Ce fut bien autre chose quand l’opéra français[1]eut réussi à venir au monde (1671). A peine né, il dut à l’association de Quinault avec Lulli d’être un conseiller de volupté. Tandis que les décors et les danses charmaient les yeux, que les « machines » amusaient par leurs complications ingénieuses, les vers et la musique murmuraient inlassablement, avec la même langueur caressante, que nul être jeune n’a le droit, pour aucun motif, de se refuser au devoir d’amour. — « Cédez, rendez-vous, » chante un chœur d’Amadis. Les treize « tragédies lyriques » données de 1673 à 1686 par Quinault et Lulli sont toutes construites sur ce thème unique. Elles n’expriment que cette seule idée : « Cédez, rendez-vous, » et finissent par tirer une certaine éloquence de leur monotonie. Lorsqu’on les joue au piano[2], faute d’un meilleur moyen de les connaître, on se rend compte qu’en dépit de leur fadeur, cet appel continuel aux sens pouvait produire à la longue, dans l’atmosphère particulière d’une salle de théâtre, une espèce d’entraînement.

Les moralistes s’en étaient aperçus. La violente sortie de Boileau contre l’opéra est dans toutes les mémoires. Nous la trouvons aujourd’hui par trop vertueuse ; elle en est ridicule. Elle s’explique cependant si l’on considère combien il était nouveau de pleurer et d’avoir des attaques de nerfs en écoutant chanter. Etait-ce la« morale lubrique » de Quinault qui agissait ? Etait-ce la nouvelle musique ? Dans les deux cas, l’honnête Boileau était excusable de prendre l’alarme.

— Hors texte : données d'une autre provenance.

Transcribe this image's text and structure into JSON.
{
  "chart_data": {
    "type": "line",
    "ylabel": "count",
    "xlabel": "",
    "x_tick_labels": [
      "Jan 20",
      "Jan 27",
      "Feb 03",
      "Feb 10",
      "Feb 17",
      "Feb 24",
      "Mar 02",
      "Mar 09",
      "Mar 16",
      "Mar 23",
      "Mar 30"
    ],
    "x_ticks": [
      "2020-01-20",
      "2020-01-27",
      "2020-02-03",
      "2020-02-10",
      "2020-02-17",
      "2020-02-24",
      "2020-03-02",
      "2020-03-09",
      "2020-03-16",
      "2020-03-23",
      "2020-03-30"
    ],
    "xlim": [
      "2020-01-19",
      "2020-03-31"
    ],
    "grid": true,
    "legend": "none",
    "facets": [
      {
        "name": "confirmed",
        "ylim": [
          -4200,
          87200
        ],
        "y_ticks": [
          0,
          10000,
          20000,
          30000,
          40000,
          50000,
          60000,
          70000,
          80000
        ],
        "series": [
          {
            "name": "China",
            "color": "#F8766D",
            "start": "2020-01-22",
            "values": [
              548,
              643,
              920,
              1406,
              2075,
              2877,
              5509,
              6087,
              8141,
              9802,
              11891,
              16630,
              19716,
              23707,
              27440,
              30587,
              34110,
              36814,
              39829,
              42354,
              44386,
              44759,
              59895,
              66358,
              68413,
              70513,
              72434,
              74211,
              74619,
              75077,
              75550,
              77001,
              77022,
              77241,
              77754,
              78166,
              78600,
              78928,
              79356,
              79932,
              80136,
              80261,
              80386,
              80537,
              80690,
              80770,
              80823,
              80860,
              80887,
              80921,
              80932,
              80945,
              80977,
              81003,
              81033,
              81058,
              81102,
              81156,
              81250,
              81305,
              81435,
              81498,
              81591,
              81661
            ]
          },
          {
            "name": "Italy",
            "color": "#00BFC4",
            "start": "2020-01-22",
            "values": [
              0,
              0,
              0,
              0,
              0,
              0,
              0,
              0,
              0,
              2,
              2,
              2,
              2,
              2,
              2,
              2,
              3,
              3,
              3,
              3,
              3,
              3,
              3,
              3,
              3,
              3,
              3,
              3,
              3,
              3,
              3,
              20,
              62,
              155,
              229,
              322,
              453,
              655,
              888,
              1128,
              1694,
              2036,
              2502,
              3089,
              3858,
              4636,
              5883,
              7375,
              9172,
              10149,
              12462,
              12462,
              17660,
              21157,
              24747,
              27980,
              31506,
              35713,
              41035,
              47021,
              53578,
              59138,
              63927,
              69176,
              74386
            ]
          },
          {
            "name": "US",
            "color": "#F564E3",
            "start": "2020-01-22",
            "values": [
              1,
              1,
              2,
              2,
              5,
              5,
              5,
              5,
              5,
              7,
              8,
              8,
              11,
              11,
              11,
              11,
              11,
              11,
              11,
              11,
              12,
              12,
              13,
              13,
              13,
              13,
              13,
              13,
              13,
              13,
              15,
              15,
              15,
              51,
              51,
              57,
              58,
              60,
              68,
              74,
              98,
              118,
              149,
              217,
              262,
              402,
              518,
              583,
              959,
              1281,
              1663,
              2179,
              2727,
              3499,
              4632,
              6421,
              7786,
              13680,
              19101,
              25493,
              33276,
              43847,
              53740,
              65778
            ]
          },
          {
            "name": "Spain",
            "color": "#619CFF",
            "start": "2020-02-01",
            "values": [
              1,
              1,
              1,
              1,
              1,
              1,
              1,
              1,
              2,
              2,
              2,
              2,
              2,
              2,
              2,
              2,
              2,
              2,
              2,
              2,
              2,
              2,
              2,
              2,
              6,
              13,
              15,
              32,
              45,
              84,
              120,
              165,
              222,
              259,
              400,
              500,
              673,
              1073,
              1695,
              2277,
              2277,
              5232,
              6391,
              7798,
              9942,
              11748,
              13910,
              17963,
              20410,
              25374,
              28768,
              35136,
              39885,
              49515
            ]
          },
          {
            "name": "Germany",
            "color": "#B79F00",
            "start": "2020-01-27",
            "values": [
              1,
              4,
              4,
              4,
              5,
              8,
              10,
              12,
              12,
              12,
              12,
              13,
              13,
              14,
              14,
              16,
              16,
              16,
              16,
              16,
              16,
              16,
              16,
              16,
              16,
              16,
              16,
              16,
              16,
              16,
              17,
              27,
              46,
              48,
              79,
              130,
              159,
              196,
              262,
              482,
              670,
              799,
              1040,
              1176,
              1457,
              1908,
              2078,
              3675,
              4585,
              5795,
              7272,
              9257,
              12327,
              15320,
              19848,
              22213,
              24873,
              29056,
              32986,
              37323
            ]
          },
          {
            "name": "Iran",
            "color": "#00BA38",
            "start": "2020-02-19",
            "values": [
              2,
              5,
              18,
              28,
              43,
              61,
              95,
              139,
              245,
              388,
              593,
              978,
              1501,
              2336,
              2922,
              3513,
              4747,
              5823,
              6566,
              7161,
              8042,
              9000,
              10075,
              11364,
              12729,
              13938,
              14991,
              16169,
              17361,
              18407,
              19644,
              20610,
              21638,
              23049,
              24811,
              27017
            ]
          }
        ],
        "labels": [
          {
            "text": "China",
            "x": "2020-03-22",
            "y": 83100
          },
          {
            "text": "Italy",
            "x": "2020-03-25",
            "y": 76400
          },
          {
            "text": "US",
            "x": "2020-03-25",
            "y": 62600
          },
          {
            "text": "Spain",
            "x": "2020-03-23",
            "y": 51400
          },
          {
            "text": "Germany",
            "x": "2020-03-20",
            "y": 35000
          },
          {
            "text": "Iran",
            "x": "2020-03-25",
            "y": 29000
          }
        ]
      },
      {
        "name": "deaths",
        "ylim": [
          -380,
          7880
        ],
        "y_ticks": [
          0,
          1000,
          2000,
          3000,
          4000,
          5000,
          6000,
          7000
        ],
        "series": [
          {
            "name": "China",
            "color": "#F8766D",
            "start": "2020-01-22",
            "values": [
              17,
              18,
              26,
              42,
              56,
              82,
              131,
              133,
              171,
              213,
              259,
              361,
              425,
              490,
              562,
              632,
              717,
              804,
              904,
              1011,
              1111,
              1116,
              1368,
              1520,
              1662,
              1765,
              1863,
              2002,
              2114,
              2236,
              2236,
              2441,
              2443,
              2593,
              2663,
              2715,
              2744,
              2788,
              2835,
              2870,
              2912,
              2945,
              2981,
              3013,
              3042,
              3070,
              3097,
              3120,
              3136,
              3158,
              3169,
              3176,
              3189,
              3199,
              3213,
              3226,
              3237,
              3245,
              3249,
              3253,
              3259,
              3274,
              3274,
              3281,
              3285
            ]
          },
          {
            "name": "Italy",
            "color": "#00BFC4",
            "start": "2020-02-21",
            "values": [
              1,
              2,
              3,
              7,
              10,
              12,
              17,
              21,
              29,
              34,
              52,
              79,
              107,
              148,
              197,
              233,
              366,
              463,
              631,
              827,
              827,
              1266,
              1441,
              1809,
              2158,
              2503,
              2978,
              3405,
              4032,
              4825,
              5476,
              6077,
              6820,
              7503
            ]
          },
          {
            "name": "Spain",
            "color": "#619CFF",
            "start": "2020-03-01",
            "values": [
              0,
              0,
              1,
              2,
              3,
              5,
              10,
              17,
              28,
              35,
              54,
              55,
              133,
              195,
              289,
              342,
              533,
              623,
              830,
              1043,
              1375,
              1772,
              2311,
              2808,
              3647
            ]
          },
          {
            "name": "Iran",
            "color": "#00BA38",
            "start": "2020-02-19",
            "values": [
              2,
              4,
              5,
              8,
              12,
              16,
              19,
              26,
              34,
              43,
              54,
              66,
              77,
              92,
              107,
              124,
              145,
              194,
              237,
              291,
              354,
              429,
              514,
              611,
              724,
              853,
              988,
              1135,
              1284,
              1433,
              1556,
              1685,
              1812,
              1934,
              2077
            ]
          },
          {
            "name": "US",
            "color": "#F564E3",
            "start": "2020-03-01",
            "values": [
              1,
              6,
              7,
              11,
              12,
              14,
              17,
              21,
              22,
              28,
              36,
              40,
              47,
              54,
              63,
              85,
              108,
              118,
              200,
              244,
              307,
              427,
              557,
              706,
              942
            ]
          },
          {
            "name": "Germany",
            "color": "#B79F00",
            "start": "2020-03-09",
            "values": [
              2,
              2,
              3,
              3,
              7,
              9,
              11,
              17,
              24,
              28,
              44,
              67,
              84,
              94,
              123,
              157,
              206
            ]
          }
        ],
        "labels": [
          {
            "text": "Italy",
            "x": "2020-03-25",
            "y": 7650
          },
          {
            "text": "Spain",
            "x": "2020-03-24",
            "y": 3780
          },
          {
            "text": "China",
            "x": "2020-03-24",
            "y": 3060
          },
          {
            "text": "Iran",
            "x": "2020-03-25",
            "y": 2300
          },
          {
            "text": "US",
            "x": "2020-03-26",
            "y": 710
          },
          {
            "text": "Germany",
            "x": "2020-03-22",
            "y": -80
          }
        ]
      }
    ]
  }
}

La France n’en était pas au degré d’excitation de l’Italie ; nous ne sommes pas assez musiciens pour cela. Dans une mesure moindre, le pays subissait pourtant l’extraordinaire pouvoir du style dramatique. On sait par Mme de Sévigné que, si les salles françaises n’allaient pas jusqu’à « éclater en sanglots, » ou à « suffoquer d’émotion, » plus d’un auditeur, à commencer par elle-même, pleurait silencieusement aux beaux endroits. La mode s’en mêlait, et nous savons de quoi la mode est capable en

  1. Le premier digne de ce nom fut Pomone, de Cambert. On trouvera dans les ouvrages spéciaux en quoi l’opéra français différait de l’opéra italien, et par quel enchaînement de circonstances un Florentin, Baptiste Lulli, en a été le véritable fondateur.
  2. Il a paru un choix des opéras de Lulli, pour piano et chant, dans la collection Michaelis.